Otra pregunta que invadió a más de uno es el impacto que esto tendría en el yacimiento de Vaca Muerta, tótem en el que más de un gobierno, incluido el de Alberto Fernández, ve la posible salida para muchos problemas del país. Al respecto, Gómez Ríos advierte que hay dos planteos posibles: uno tiene que ver con la producción de gas y petróleo para el país y otra con la visión exportadora, que tiene que ver con la entrada de dólares al país.

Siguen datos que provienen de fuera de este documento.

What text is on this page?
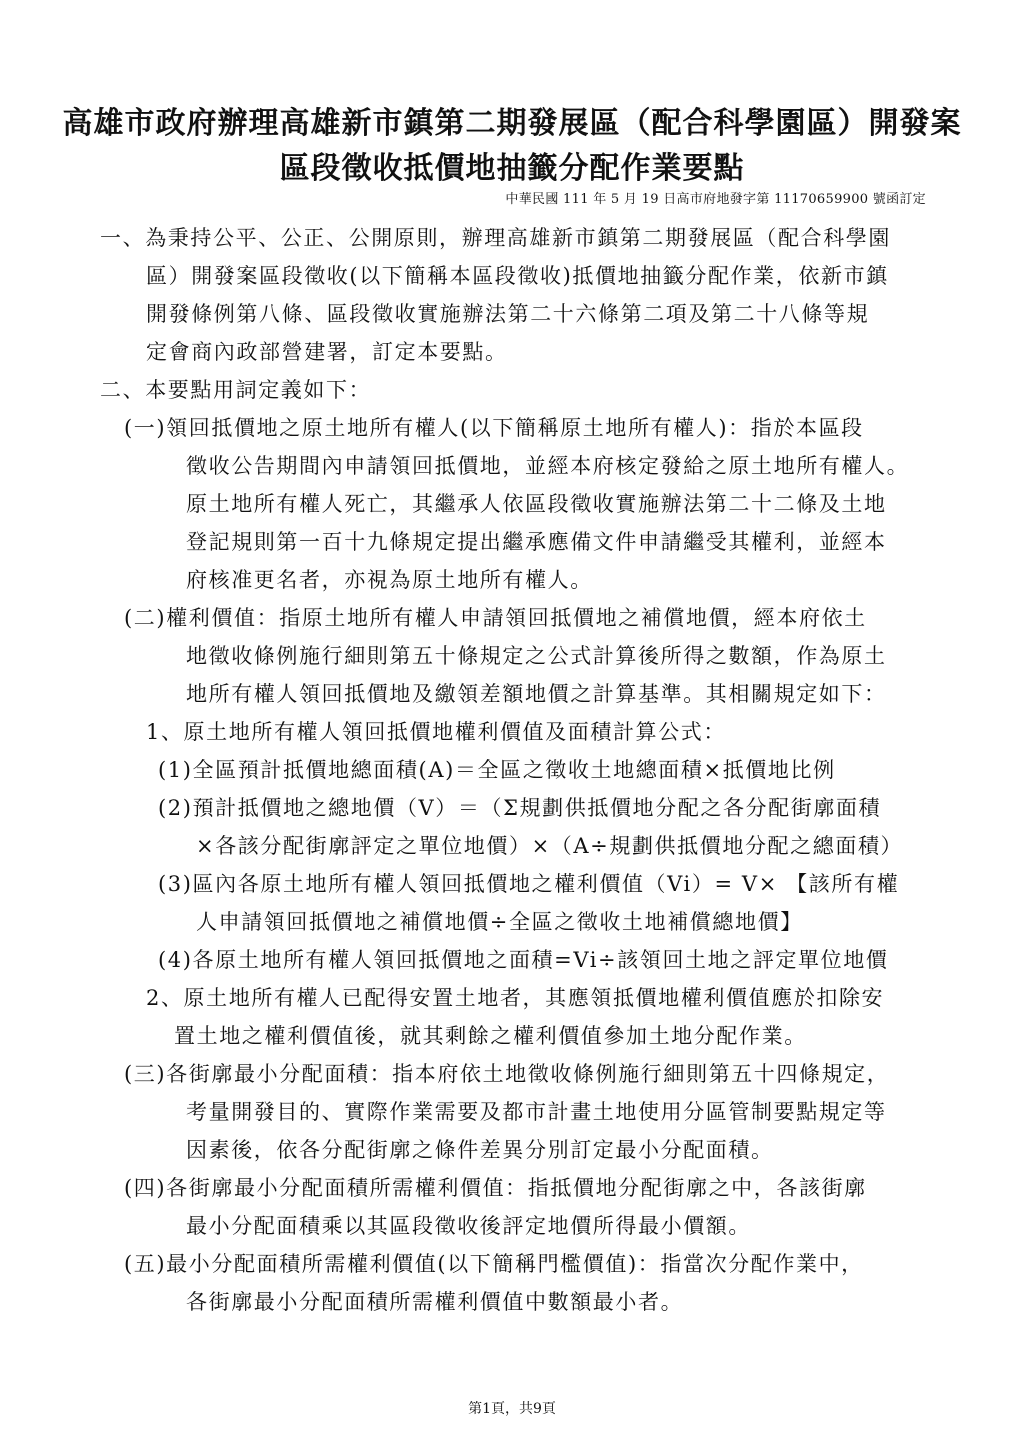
高雄市政府辦理高雄新市鎮第二期發展區（配合科學園區）開發案
區段徵收抵價地抽籤分配作業要點
中華民國 111 年 5 月 19 日高市府地發字第 11170659900 號函訂定
一、為秉持公平、公正、公開原則，辦理高雄新市鎮第二期發展區（配合科學園
區）開發案區段徵收(以下簡稱本區段徵收)抵價地抽籤分配作業，依新市鎮
開發條例第八條、區段徵收實施辦法第二十六條第二項及第二十八條等規
定會商內政部營建署，訂定本要點。
二、本要點用詞定義如下：
(一)領回抵價地之原土地所有權人(以下簡稱原土地所有權人)：指於本區段
徵收公告期間內申請領回抵價地，並經本府核定發給之原土地所有權人。
原土地所有權人死亡，其繼承人依區段徵收實施辦法第二十二條及土地
登記規則第一百十九條規定提出繼承應備文件申請繼受其權利，並經本
府核准更名者，亦視為原土地所有權人。
(二)權利價值：指原土地所有權人申請領回抵價地之補償地價，經本府依土
地徵收條例施行細則第五十條規定之公式計算後所得之數額，作為原土
地所有權人領回抵價地及繳領差額地價之計算基準。其相關規定如下：
1、原土地所有權人領回抵價地權利價值及面積計算公式：
(1)全區預計抵價地總面積(A)＝全區之徵收土地總面積×抵價地比例
(2)預計抵價地之總地價（V）＝（Σ規劃供抵價地分配之各分配街廓面積
×各該分配街廓評定之單位地價）×（A÷規劃供抵價地分配之總面積）
(3)區內各原土地所有權人領回抵價地之權利價值（Vi）= V× 【該所有權
人申請領回抵價地之補償地價÷全區之徵收土地補償總地價】
(4)各原土地所有權人領回抵價地之面積=Vi÷該領回土地之評定單位地價
2、原土地所有權人已配得安置土地者，其應領抵價地權利價值應於扣除安
置土地之權利價值後，就其剩餘之權利價值參加土地分配作業。
(三)各街廓最小分配面積：指本府依土地徵收條例施行細則第五十四條規定，
考量開發目的、實際作業需要及都市計畫土地使用分區管制要點規定等
因素後，依各分配街廓之條件差異分別訂定最小分配面積。
(四)各街廓最小分配面積所需權利價值：指抵價地分配街廓之中，各該街廓
最小分配面積乘以其區段徵收後評定地價所得最小價額。
(五)最小分配面積所需權利價值(以下簡稱門檻價值)：指當次分配作業中，
各街廓最小分配面積所需權利價值中數額最小者。
第1頁，共9頁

“Para muchos, Vaca Muerta no sólo implica una visión energética, sino también económica. Hay una tensión muy fuerte en torno a eso hoy. Todos esos análisis obvian aspectos sociales y ambientales: con los desplazamientos de comunidades mapuches y la contaminación de tierra, aire y agua. Estos aspectos tienen que pesar como factores dentro de la ecuación. Creemos que se tiene que generar en una transición energética que supere a Vaca Muerta, porque hoy no está siendo una solución posible. En los últimos 10 años, ante la crisis por la falta de gas y petróleo, se decidió seguir apostando al gas y al petróleo, en vez de diversificar. Hubo motivos para tomar esa decisión entonces, pero creemos que una década después, son equivocadas”, aclaró.

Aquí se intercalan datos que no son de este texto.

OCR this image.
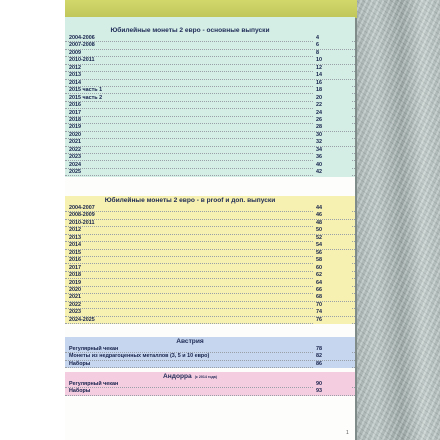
Юбилейные монеты 2 евро - основные выпуски
2004-2006	4
2007-2008	6
2009	8
2010-2011	10
2012	12
2013	14
2014	16
2015 часть 1	18
2015 часть 2	20
2016	22
2017	24
2018	26
2019	28
2020	30
2021	32
2022	34
2023	36
2024	40
2025	42
Юбилейные монеты 2 евро - в proof и доп. выпуски
2004-2007	44
2008-2009	46
2010-2011	48
2012	50
2013	52
2014	54
2015	56
2016	58
2017	60
2018	62
2019	64
2020	66
2021	68
2022	70
2023	74
2024-2025	76
Австрия
Регулярный чекан	78
Монеты из недрагоценных металлов (3, 5 и 10 евро)	82
Наборы	86
Андорра (с 2014 года)
Регулярный чекан	90
Наборы	93
1
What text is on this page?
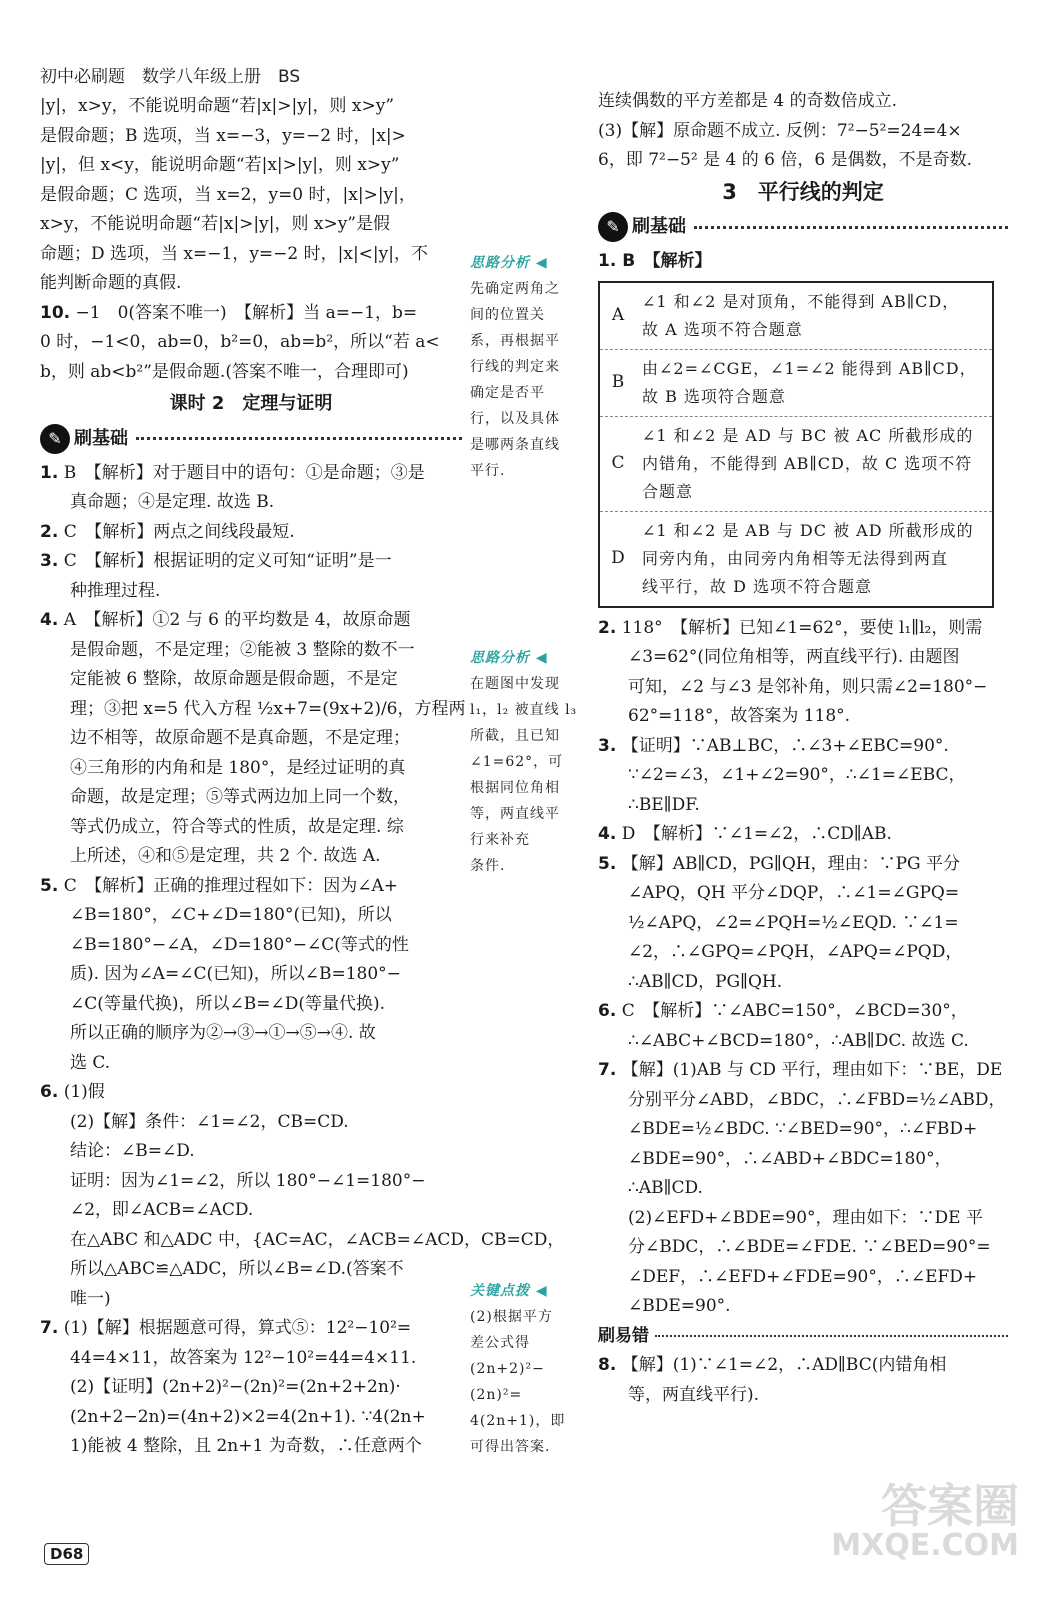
初中必刷题　数学八年级上册　BS
|y|，x>y，不能说明命题“若|x|>|y|，则 x>y”
是假命题；B 选项，当 x=−3，y=−2 时，|x|>
|y|，但 x<y，能说明命题“若|x|>|y|，则 x>y”
是假命题；C 选项，当 x=2，y=0 时，|x|>|y|，
x>y，不能说明命题“若|x|>|y|，则 x>y”是假
命题；D 选项，当 x=−1，y=−2 时，|x|<|y|，不
能判断命题的真假.
10. −1　0(答案不唯一)　【解析】当 a=−1，b=
0 时，−1<0，ab=0，b²=0，ab=b²，所以“若 a<
b，则 ab<b²”是假命题.(答案不唯一，合理即可)
课时 2　定理与证明
✎ 刷基础
1. B　【解析】对于题目中的语句：①是命题；③是
真命题；④是定理. 故选 B.
2. C　【解析】两点之间线段最短.
3. C　【解析】根据证明的定义可知“证明”是一
种推理过程.
4. A　【解析】①2 与 6 的平均数是 4，故原命题
是假命题，不是定理；②能被 3 整除的数不一
定能被 6 整除，故原命题是假命题，不是定
理；③把 x=5 代入方程 ½x+7=(9x+2)/6，方程两
边不相等，故原命题不是真命题，不是定理；
④三角形的内角和是 180°，是经过证明的真
命题，故是定理；⑤等式两边加上同一个数，
等式仍成立，符合等式的性质，故是定理. 综
上所述，④和⑤是定理，共 2 个. 故选 A.
5. C　【解析】正确的推理过程如下：因为∠A+
∠B=180°，∠C+∠D=180°(已知)，所以
∠B=180°−∠A，∠D=180°−∠C(等式的性
质). 因为∠A=∠C(已知)，所以∠B=180°−
∠C(等量代换)，所以∠B=∠D(等量代换).
所以正确的顺序为②→③→①→⑤→④. 故
选 C.
6. (1)假
(2)【解】条件：∠1=∠2，CB=CD.
结论：∠B=∠D.
证明：因为∠1=∠2，所以 180°−∠1=180°−
∠2，即∠ACB=∠ACD.
在△ABC 和△ADC 中，{AC=AC，∠ACB=∠ACD，CB=CD，
所以△ABC≌△ADC，所以∠B=∠D.(答案不
唯一)
7. (1)【解】根据题意可得，算式⑤：12²−10²=
44=4×11，故答案为 12²−10²=44=4×11.
(2)【证明】(2n+2)²−(2n)²=(2n+2+2n)·
(2n+2−2n)=(4n+2)×2=4(2n+1). ∵4(2n+
1)能被 4 整除，且 2n+1 为奇数，∴任意两个
思路分析 ◀
先确定两角之
间的位置关
系，再根据平
行线的判定来
确定是否平
行，以及具体
是哪两条直线
平行.
思路分析 ◀
在题图中发现
l₁，l₂ 被直线 l₃
所截，且已知
∠1=62°，可
根据同位角相
等，两直线平
行来补充
条件.
关键点拨 ◀
(2)根据平方
差公式得
(2n+2)²−
(2n)²=
4(2n+1)，即
可得出答案.
连续偶数的平方差都是 4 的奇数倍成立.
(3)【解】原命题不成立. 反例：7²−5²=24=4×
6，即 7²−5² 是 4 的 6 倍，6 是偶数，不是奇数.
3　平行线的判定
✎ 刷基础
1. B　【解析】
A
∠1 和∠2 是对顶角，不能得到 AB∥CD，
故 A 选项不符合题意
B
由∠2=∠CGE，∠1=∠2 能得到 AB∥CD，
故 B 选项符合题意
C
∠1 和∠2 是 AD 与 BC 被 AC 所截形成的
内错角，不能得到 AB∥CD，故 C 选项不符
合题意
D
∠1 和∠2 是 AB 与 DC 被 AD 所截形成的
同旁内角，由同旁内角相等无法得到两直
线平行，故 D 选项不符合题意
2. 118°　【解析】已知∠1=62°，要使 l₁∥l₂，则需
∠3=62°(同位角相等，两直线平行). 由题图
可知，∠2 与∠3 是邻补角，则只需∠2=180°−
62°=118°，故答案为 118°.
3. 【证明】∵AB⊥BC，∴∠3+∠EBC=90°.
∵∠2=∠3，∠1+∠2=90°，∴∠1=∠EBC，
∴BE∥DF.
4. D　【解析】∵∠1=∠2，∴CD∥AB.
5. 【解】AB∥CD，PG∥QH，理由：∵PG 平分
∠APQ，QH 平分∠DQP，∴∠1=∠GPQ=
½∠APQ，∠2=∠PQH=½∠EQD. ∵∠1=
∠2，∴∠GPQ=∠PQH，∠APQ=∠PQD，
∴AB∥CD，PG∥QH.
6. C　【解析】∵∠ABC=150°，∠BCD=30°，
∴∠ABC+∠BCD=180°，∴AB∥DC. 故选 C.
7. 【解】(1)AB 与 CD 平行，理由如下：∵BE，DE
分别平分∠ABD，∠BDC，∴∠FBD=½∠ABD，
∠BDE=½∠BDC. ∵∠BED=90°，∴∠FBD+
∠BDE=90°，∴∠ABD+∠BDC=180°，
∴AB∥CD.
(2)∠EFD+∠BDE=90°，理由如下：∵DE 平
分∠BDC，∴∠BDE=∠FDE. ∵∠BED=90°=
∠DEF，∴∠EFD+∠FDE=90°，∴∠EFD+
∠BDE=90°.
刷易错
8. 【解】(1)∵∠1=∠2，∴AD∥BC(内错角相
等，两直线平行).
D68
答案圈
MXQE.COM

Dicen que crisis es oportunidad. Y Gómez Ríos, parece adherir al precepto, al menos en la materia que maneja. “Este momento crítico nos tiene que obligar a pensar en una democratización del sector energético. Nos tiene que obligar a que los trabajadores del sector puedan tener una voz muy importante. Lamentablemente es un sector que, no sólo en este gobierno, sino históricamente, se maneja con mucho secretismo. El 90% de la energía que consumimos proviene de los hidrocarburos. Es un porcentaje muchísimo más alto que el de Brasil, ni hablar de Uruguay. Y depender de hidrocarburos nos hace depender de muy pocas empresas. Y ellos toman una decisión que tiene un fuerte impacto en todo el país”, concluyó.